From April 1992 through September 1998, Mr. Wasserman was the Treasurer of
Engex, Inc., a closed-end mutual fund which makes early stage venture capital
investments in both public and private companies. The fund generally invests in
high technology, biotechnology and early stage pharmaceutical companies. From
April 1992 through December 1997, Mr. Wasserman acted as chief financial officer
of D.H. Blair Investment Banking Corp., a New York Stock Exchange and NASD
member firm, which is an investment banking and merchant banking firm which
specializes in public offerings and private placements of early stage and
emerging new companies. From September 1987 through April 1992, Mr. Wasserman
was an audit/tax manager and a staff investment analyst for
PricewaterhouseCoopers LLP. Mr. Wasserman is a Certified Public Accountant in
the state of New York and a member of the American Institute of Certified Public
Accountants and the New York State Society of Certified Public Accountants.
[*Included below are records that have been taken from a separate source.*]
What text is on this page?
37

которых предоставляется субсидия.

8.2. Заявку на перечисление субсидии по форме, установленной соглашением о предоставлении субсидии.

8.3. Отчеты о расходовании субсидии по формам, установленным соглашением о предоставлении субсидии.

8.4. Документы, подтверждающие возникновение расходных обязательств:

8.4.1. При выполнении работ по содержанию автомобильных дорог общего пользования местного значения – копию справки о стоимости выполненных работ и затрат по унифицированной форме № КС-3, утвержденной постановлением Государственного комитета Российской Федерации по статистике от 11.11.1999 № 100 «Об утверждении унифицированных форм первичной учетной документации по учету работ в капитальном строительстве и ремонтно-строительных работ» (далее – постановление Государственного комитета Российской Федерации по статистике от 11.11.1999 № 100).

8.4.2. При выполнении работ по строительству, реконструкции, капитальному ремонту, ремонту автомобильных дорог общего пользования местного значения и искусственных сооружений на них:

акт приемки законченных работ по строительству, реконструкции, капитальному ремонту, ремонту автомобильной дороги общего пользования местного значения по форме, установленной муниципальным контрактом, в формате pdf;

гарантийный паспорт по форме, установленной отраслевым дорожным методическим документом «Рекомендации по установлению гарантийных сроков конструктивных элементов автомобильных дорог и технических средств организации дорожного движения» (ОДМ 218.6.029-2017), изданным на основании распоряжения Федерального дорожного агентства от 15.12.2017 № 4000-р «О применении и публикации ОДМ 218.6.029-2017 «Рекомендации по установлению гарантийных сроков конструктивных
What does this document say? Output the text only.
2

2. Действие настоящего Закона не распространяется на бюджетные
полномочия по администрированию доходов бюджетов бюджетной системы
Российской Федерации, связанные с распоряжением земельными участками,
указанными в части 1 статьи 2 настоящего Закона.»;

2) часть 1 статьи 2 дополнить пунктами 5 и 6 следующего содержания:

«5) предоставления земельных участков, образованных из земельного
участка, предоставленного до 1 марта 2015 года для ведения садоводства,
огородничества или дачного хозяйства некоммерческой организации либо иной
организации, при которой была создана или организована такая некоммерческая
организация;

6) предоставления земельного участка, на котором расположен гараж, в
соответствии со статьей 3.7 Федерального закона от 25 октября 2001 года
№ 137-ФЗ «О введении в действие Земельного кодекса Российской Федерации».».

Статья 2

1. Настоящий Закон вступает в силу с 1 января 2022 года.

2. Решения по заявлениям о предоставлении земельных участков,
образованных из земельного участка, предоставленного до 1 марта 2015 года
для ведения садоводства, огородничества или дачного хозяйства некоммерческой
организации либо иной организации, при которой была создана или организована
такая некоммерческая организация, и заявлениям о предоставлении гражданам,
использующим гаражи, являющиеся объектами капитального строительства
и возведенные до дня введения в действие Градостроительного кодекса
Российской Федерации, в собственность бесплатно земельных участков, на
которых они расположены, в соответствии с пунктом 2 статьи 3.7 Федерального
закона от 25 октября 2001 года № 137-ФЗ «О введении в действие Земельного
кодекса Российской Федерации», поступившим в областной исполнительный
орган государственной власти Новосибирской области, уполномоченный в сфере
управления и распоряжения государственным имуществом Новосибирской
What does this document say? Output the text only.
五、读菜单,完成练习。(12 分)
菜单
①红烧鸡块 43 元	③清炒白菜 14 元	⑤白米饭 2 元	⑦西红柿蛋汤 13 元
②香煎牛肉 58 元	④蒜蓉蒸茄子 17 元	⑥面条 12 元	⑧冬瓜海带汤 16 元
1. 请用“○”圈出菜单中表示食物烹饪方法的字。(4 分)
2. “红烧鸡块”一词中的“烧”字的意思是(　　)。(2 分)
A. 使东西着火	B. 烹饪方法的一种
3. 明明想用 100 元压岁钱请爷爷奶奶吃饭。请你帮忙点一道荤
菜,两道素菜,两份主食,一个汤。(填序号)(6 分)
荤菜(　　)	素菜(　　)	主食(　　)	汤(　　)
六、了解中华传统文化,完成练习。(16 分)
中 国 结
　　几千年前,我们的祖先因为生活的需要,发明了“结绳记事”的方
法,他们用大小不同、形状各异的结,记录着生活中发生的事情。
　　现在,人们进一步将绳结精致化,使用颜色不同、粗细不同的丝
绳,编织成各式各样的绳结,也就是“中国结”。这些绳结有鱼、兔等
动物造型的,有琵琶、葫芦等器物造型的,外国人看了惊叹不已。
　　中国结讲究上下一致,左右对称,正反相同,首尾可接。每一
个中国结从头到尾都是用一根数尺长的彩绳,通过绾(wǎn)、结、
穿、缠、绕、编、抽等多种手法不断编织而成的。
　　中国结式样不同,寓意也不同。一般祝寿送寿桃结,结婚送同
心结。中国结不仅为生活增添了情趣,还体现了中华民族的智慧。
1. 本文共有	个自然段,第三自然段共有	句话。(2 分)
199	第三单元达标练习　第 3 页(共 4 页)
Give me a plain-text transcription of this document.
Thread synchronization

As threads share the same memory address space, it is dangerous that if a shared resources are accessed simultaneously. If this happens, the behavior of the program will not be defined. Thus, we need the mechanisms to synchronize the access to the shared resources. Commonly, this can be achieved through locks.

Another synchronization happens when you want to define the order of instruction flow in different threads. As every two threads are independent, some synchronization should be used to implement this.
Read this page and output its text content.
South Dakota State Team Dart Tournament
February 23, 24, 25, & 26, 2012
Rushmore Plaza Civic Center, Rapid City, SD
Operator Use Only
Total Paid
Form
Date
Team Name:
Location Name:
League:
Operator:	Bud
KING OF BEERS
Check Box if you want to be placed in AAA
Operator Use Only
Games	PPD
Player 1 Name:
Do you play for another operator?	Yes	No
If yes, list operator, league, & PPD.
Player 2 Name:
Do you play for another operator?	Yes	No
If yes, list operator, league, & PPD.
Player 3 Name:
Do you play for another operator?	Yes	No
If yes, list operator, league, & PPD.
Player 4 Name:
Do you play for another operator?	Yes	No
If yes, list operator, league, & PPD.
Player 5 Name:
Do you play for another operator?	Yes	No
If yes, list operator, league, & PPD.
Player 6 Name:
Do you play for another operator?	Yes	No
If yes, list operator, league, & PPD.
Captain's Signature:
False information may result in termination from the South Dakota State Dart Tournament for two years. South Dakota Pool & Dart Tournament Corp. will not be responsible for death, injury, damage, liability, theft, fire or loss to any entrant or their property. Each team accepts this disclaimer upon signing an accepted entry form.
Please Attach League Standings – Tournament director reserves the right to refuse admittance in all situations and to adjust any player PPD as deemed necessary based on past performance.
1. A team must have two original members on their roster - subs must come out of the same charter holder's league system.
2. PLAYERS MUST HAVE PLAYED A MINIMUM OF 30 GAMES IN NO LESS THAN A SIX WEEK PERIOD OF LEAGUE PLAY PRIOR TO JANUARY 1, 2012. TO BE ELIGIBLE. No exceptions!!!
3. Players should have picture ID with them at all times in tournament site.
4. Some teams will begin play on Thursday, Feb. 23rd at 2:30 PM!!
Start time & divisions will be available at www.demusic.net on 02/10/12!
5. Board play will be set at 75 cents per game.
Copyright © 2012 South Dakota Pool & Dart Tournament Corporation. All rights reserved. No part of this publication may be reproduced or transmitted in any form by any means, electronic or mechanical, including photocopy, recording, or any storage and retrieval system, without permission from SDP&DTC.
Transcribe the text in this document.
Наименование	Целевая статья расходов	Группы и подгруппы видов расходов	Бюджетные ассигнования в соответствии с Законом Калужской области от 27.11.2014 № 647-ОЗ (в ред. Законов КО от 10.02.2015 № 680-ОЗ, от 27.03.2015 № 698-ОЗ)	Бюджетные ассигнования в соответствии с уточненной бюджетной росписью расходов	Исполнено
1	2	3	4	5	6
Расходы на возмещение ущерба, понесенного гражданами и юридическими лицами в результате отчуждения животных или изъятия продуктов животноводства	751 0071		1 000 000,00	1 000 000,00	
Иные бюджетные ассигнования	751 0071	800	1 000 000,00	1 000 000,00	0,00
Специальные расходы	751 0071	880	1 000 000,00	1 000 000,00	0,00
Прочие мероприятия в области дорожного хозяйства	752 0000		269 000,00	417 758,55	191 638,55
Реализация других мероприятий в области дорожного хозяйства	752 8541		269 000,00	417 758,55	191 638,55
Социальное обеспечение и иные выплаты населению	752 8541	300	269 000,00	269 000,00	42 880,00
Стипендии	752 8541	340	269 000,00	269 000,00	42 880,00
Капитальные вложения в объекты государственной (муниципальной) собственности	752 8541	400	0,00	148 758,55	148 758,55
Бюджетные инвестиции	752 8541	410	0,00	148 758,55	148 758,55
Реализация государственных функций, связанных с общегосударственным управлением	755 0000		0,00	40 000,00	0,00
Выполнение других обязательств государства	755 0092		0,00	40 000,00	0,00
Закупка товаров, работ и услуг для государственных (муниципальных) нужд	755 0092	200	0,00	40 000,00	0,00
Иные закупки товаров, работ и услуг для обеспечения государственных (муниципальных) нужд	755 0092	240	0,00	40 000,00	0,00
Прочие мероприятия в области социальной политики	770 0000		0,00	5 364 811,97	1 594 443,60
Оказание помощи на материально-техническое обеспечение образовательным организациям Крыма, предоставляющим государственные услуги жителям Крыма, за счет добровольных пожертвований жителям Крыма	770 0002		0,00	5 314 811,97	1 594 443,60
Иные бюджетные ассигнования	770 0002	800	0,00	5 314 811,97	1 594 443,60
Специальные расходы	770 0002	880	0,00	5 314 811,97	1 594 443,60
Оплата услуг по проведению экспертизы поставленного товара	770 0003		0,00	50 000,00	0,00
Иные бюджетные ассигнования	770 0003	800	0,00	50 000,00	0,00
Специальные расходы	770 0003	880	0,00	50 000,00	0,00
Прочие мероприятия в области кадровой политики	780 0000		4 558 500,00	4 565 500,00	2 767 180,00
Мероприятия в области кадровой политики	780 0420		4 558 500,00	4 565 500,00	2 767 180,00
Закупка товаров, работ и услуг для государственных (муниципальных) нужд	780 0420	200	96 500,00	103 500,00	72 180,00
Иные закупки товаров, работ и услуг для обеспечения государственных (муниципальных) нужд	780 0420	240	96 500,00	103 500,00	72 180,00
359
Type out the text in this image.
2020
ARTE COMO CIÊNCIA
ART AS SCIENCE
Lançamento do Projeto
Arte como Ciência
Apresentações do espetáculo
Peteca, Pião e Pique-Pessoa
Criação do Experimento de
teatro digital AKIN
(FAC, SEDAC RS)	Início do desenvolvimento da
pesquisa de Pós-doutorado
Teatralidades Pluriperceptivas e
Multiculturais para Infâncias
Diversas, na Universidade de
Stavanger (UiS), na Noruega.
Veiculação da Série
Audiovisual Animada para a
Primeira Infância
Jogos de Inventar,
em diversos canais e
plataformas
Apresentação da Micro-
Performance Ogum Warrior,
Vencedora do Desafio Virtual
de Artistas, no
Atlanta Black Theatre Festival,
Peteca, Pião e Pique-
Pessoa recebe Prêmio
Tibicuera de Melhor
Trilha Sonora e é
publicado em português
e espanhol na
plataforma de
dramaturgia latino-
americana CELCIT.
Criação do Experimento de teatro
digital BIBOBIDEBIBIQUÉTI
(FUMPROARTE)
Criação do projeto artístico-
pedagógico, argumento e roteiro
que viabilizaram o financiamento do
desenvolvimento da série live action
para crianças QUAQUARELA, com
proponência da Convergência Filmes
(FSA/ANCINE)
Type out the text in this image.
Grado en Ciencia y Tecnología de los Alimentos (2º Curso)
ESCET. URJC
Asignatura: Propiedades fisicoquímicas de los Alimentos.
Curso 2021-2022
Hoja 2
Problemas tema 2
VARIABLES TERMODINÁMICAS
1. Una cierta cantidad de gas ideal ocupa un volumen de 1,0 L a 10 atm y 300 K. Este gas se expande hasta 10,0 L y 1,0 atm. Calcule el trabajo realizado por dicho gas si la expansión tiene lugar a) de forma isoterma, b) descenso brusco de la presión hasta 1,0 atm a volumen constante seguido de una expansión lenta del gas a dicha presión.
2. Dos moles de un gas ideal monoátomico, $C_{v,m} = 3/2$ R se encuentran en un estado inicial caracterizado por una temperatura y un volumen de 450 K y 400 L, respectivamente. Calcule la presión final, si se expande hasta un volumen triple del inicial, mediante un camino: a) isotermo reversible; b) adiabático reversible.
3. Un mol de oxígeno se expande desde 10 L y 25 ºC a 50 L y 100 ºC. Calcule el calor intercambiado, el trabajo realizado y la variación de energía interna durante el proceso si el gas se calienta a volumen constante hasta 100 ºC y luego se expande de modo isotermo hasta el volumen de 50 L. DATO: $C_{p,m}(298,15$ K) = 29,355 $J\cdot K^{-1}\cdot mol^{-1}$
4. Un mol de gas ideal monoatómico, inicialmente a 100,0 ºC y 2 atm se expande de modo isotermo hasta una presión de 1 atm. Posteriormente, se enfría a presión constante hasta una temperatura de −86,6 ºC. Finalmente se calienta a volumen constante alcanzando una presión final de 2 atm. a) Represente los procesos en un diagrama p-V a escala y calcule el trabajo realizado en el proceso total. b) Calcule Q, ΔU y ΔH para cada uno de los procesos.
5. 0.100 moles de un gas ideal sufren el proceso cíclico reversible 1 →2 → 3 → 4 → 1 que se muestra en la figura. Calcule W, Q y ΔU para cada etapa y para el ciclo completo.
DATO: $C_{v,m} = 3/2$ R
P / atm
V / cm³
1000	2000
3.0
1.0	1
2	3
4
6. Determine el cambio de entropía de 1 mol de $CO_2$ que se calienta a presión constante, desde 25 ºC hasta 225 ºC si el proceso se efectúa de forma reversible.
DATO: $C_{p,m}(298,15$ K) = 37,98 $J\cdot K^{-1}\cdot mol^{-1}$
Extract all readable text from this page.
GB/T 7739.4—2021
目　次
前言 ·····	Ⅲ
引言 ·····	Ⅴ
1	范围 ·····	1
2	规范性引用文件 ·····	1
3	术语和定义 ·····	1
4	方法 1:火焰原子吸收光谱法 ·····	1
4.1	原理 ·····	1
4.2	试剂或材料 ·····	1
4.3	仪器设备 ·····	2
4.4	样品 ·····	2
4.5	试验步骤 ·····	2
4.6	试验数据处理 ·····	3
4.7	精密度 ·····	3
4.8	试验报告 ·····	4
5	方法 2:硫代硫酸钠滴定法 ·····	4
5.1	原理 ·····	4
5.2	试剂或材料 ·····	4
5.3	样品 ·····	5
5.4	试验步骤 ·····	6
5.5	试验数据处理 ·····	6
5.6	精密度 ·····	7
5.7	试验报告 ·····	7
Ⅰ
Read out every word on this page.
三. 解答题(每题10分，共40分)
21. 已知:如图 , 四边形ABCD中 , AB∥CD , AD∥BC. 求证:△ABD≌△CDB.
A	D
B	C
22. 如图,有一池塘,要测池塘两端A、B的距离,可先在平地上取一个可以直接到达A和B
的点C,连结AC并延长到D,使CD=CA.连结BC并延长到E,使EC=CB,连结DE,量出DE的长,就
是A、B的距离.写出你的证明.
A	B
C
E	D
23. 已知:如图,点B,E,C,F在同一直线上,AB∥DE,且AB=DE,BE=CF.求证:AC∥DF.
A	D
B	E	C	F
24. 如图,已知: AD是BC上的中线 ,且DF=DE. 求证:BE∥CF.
Greg S. Watkins has served as the President of Watkins since January 1995.
Prior to his appointment as President of Watkins, he served as its Secretary and
Treasurer (July 1991 to January 1995) and Vice President (June 1992 to January
1995).
Directors Compensation
Directors who are not also officers or employees of REXX are paid a
director's fee of $10,000 per year. The only directors who received this
director's fee from REXX for 1999 were James L. Hochfelder and Brian A.
Wasserman. In addition, upon joining REXX's board of directors, each person who
is not an employee of REXX is automatically granted under the REXX Option Plan
an option to purchase 15,000 shares of REXX common stock at an exercise price
per share equal to the then current per share market price of the REXX common
stock. Messrs. Hochfelder and Wasserman were each granted such an option upon
their joining REXX's board of directors in 1997.
Board Meetings and Committees
During 1999, REXX's board of directors met nine times. All current
directors of REXX attended all of these meetings of the board and all meetings
of each board committee on which they serve.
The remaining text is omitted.